鳥取戦の前までで藤枝には勝ち点差が5ポイントあった。考えるまでもなく、勝利すれば他に関係なく優勝が決まる。その状態で鳥取戦の前半を終え、藤枝は既に0-3のビハインドであった。これはハーフタイムの小林監督へのインタビューでインタビュアーが伝えているし、選手たちが後半入ってくるタイミングでビジョンに他会場の経過が映っていたのでみんなわかっていただろう。(余談だが、最終戦とかで他会場の経過は知らせてなかったみたいな話がよくあるが、ビジョンに映すか否かは監督とチームスタッフとの相談で決まるのだろうか? 気になる)

後半開始早々に北九州は追いつき、一気に逆転ムードが漂うも、鳥取がその後しっかりと立て直してからはカウンターの打ち合いであわやというシーンを何度も作られた。鳥取の最後の精度に助けられただけであり、大差を付けられてもおかしくはなかった。

この試合の北九州があまり上手く鳥取をいなせていないという中で、優勝は勝利で迎えたいからとディサロを入れて3トップのような形で最後まで攻め続けるという考えもあったと思う。しかし、これはけっこうな博打であったように感じる。フェルナンジーニョを中心に鋭い攻撃を繰り出す鳥取であったため、前がかりになればカウンターで勝ち越し弾を浴びる可能性は大いにあった。ディサロ投入で2-1にできる可能性ももちろんあるが、少しこの日のチームの出来では分の悪い賭けだったと言わざるを得ない。

サポーターはもちろん、選手たちの中でもこの試合を優勝の決まる特別な試合だと思っていた人もいるかもしれない。

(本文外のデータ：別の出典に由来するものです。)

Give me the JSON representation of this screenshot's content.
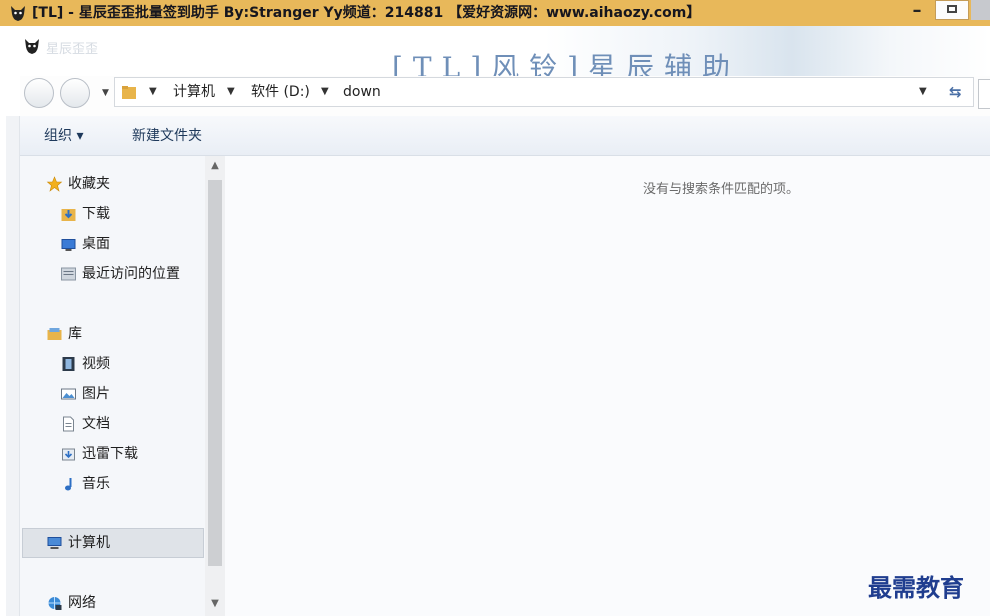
{
  "window": {
    "title": "[TL] - 星辰歪歪批量签到助手        By:Stranger    Yy频道：214881     【爱好资源网：www.aihaozy.com】",
    "minimize_label": "–"
  },
  "banner": {
    "title": "[TL]风铃]星辰辅助",
    "ghost_text": "星辰歪歪"
  },
  "address_bar": {
    "crumbs": [
      "计算机",
      "软件 (D:)",
      "down"
    ],
    "separator": "▼",
    "refresh_icon": "refresh-icon"
  },
  "toolbar": {
    "organize_label": "组织 ▾",
    "new_folder_label": "新建文件夹"
  },
  "nav": {
    "favorites": {
      "label": "收藏夹",
      "icon": "star-icon"
    },
    "favorites_items": [
      {
        "label": "下载",
        "icon": "downloads-folder-icon"
      },
      {
        "label": "桌面",
        "icon": "desktop-icon"
      },
      {
        "label": "最近访问的位置",
        "icon": "recent-places-icon"
      }
    ],
    "libraries": {
      "label": "库",
      "icon": "library-icon"
    },
    "library_items": [
      {
        "label": "视频",
        "icon": "video-icon"
      },
      {
        "label": "图片",
        "icon": "pictures-icon"
      },
      {
        "label": "文档",
        "icon": "documents-icon"
      },
      {
        "label": "迅雷下载",
        "icon": "thunder-download-icon"
      },
      {
        "label": "音乐",
        "icon": "music-icon"
      }
    ],
    "computer": {
      "label": "计算机",
      "icon": "computer-icon"
    },
    "network": {
      "label": "网络",
      "icon": "network-icon"
    }
  },
  "content": {
    "empty_message": "没有与搜索条件匹配的项。"
  },
  "watermark": "最需教育",
  "colors": {
    "titlebar": "#e8b85a",
    "banner_text": "#6f8fb8",
    "watermark": "#1f3d8f"
  }
}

ただ、ここでの動きを考えるに、小林監督はこの試合を1/34としか見ていなかった、そう思うのである。

監督やスタッフが藤枝の経過をどれくらい確認していたのかはわからないが、前半0-3は普通一般にはYSのセーフティリードであると言える。仮に博打を打っても打たなくても、99%で幸せな未来は待っている。それでも、1%の悪夢がある以上、監督としては悪夢の芽を潰さずにはいられなかった。

少し抽象的な物言いとなったので具体的な話をする。北九州が最後前がかりになってカウンターを食らい、1-2での敗戦を喫してしまったとする。でも藤枝は負けただろう。ウチの優勝だ。

本当にそうか? 3-0は「一般的には」セーフティだが、相手はYSCCである。攻撃力の高さは言うまでもないが、その守備力には不安がある。後半、藤枝が1点を返したら流れが変わって一気に同点、逆転とまで行く可能性は他のチームを相手にするよりは遙かに高いと感じる。北九州が欲をかいたばかりに喫した痛い負けは、横浜で何かが起こっていた場合に最終戦の直接対決で優勝を決めるというとてつもない重さの試合を呼び込んでしまう“可能性”があった。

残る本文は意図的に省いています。